In recent years, third-party genetic interpretation services have emerged to help individuals understand their raw genetic data obtained from researchers, clinicians, and direct-to-consumer genetic testing companies. The objectives of these services vary but include matching users to genetic relatives, selling customized diet and fitness plans, and providing health risk assessments. As these services proliferate, concerns are being raised about their accuracy, safety, and privacy practices. Thus far, US regulatory agencies have not taken an official position with respect to third-party genetic interpretation services, which has caused uncertainty regarding whether and how they might be regulated. To clarify this area, we analyzed their potential oversight by four US agencies that generally have been active in the regulation of genetic testing services and information: the Centers for Medicare and Medicaid Services, the Food and Drug Administration, the Department of Health and Human Services’ Office of Civil Rights, and the Federal Trade Commission.
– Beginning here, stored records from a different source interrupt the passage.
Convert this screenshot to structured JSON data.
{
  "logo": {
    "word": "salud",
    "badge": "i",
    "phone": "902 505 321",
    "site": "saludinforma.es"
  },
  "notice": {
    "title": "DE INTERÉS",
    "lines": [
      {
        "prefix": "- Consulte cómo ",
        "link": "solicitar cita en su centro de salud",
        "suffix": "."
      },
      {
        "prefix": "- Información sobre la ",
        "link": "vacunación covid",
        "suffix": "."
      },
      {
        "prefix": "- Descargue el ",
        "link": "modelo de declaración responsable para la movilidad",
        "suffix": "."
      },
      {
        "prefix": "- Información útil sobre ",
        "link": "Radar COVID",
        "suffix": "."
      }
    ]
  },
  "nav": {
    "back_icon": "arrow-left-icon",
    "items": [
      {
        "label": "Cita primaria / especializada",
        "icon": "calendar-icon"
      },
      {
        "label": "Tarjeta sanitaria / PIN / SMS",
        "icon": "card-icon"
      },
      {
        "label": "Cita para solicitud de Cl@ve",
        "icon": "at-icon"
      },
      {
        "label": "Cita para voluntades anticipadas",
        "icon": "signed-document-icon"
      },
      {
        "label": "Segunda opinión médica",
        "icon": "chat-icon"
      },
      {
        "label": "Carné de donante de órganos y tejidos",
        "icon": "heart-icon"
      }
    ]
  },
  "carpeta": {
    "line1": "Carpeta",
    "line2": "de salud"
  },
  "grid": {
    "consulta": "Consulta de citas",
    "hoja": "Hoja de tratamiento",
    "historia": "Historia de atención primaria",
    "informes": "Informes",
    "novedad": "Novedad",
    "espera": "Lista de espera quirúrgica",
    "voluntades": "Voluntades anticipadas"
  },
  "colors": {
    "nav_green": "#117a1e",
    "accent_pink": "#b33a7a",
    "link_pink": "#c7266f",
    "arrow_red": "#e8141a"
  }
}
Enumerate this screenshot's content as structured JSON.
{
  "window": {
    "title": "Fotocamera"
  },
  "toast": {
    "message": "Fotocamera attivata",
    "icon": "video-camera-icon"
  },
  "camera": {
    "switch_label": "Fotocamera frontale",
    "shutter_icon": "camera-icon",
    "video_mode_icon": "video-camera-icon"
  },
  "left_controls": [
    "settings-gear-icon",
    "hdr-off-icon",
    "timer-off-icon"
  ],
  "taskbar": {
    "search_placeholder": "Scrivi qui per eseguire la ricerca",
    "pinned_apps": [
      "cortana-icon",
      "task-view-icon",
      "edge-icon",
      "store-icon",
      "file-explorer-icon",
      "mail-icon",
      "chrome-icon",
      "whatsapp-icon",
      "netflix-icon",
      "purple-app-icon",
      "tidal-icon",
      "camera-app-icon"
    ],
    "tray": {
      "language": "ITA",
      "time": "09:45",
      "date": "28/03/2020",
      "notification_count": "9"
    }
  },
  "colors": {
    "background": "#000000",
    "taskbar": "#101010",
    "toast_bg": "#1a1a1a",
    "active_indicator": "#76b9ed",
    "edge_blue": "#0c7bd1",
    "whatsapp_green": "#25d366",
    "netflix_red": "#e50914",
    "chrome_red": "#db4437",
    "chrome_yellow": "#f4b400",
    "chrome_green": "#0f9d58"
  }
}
We conclude that the scope of federal jurisdiction over third-party genetic interpretation services—while limited—could be appropriate at this time, subject to agency clarification and appropriate exercise of oversight.'Direct-to-consumer raw genetic data and third-party interpretation services: more burden than bargain?' by Tia Moscarello, Brittney Murray, Chloe M. Reuter and Erin Demo in (2019) 21 Genetics in Medicine 539–541 comments
The latest response to consumers’ increased demand for accessible genetic health information is the US Food and Drug Administration (FDA)’s recent approval of 23andMe’s direct-to-consumer (DTC) genetic test for the three common BRCA1 and BRCA2 pathogenic variants found in the Ashkenazi Jewish population.1 23andMe and other DTC genetic testing companies officially report out ancestry, trait, and some health information, while also providing consumers with files of their raw genetic data. Up to 62% of consumers use third-party applications to interpret the raw data and health information not included in companies’ reports. Little data exists on the nature and prevalence of clinical follow up of third-party raw genetic data interpretation, nor on the psychosocial impact on the consumer and their families. This information is of timely importance as a recent study suggests that 40% of genetic variations within DTC raw data sent for clinical confirmation are false positives. This raises many questions about the impact of DTC genetic testing and third-party interpretation tools, including the appropriate use of healthcare resources, clinical utility, provider and patient understanding of limitations, and psychological impact on consumers. In this commentary, we present four case vignettes from cardiovascular genetics clinics to bring awareness to possible harms of DTC raw data interpretation. Future studies investigating the breadth and frequency of cases such as these are required to understand the scope of this harm.The authors offer a 'Call to action', stating
As the demand for DTC genetic testing grows and the availability of raw data interpretation tools remain available, we anticipate the consumer themes illustrated above are likely to increase. While DTC genetic testing can empower patients to learn about some medically actionable genetic risk, there are also clear limitations of and misconceptions surrounding such testing. xxx The medical utility of DTC genetic testing is low, but even our limited experience demonstrates that it is placing a burden on the healthcare system to (1) clinically confirm these genetic results and (2) confirm that a patient does not have a clinical diagnosis of the disease associated with the reported SNP. The recommendation that all results obtained from the raw genetic data of DTC tests need to be clinically confirmed5 and recent data on false-positive rates indicate that almost half of consumers seeking clinical confirmation of their genetic testing results would be a waste of healthcare dollars.
There is limited research on what consumers do with the interpretation of their raw genetic data. Recent studies suggest that 20–30% of consumers share DTC genetic testing results, including raw data interpretation with one or more healthcare providers. However, despite its clear medical importance given the propensity for false positives, it is not known how many consumers seek a clinical evaluation for the conditions associated with the identified SNP(s), or clinical confirmation of the identified variants. It is also unclear how many healthcare providers sustain misconceptions about the validity of these results. To better understand the prevalence and extent of such outcomes, more research is needed to understand the patient experience and possible harms of receiving raw data interpretation results. To inform policy, future studies should investigate the frequency of these outcomes. Both the clinical and consumer genetics communities must collaborate to ensure consumers have access to valid data and correct interpretations of it. Studies exploring the education, support, and medical care surrounding DTC genetic testing and third-party raw data interpretation are needed to minimize harms to patients and reduce unnecessary costs to the healthcare system.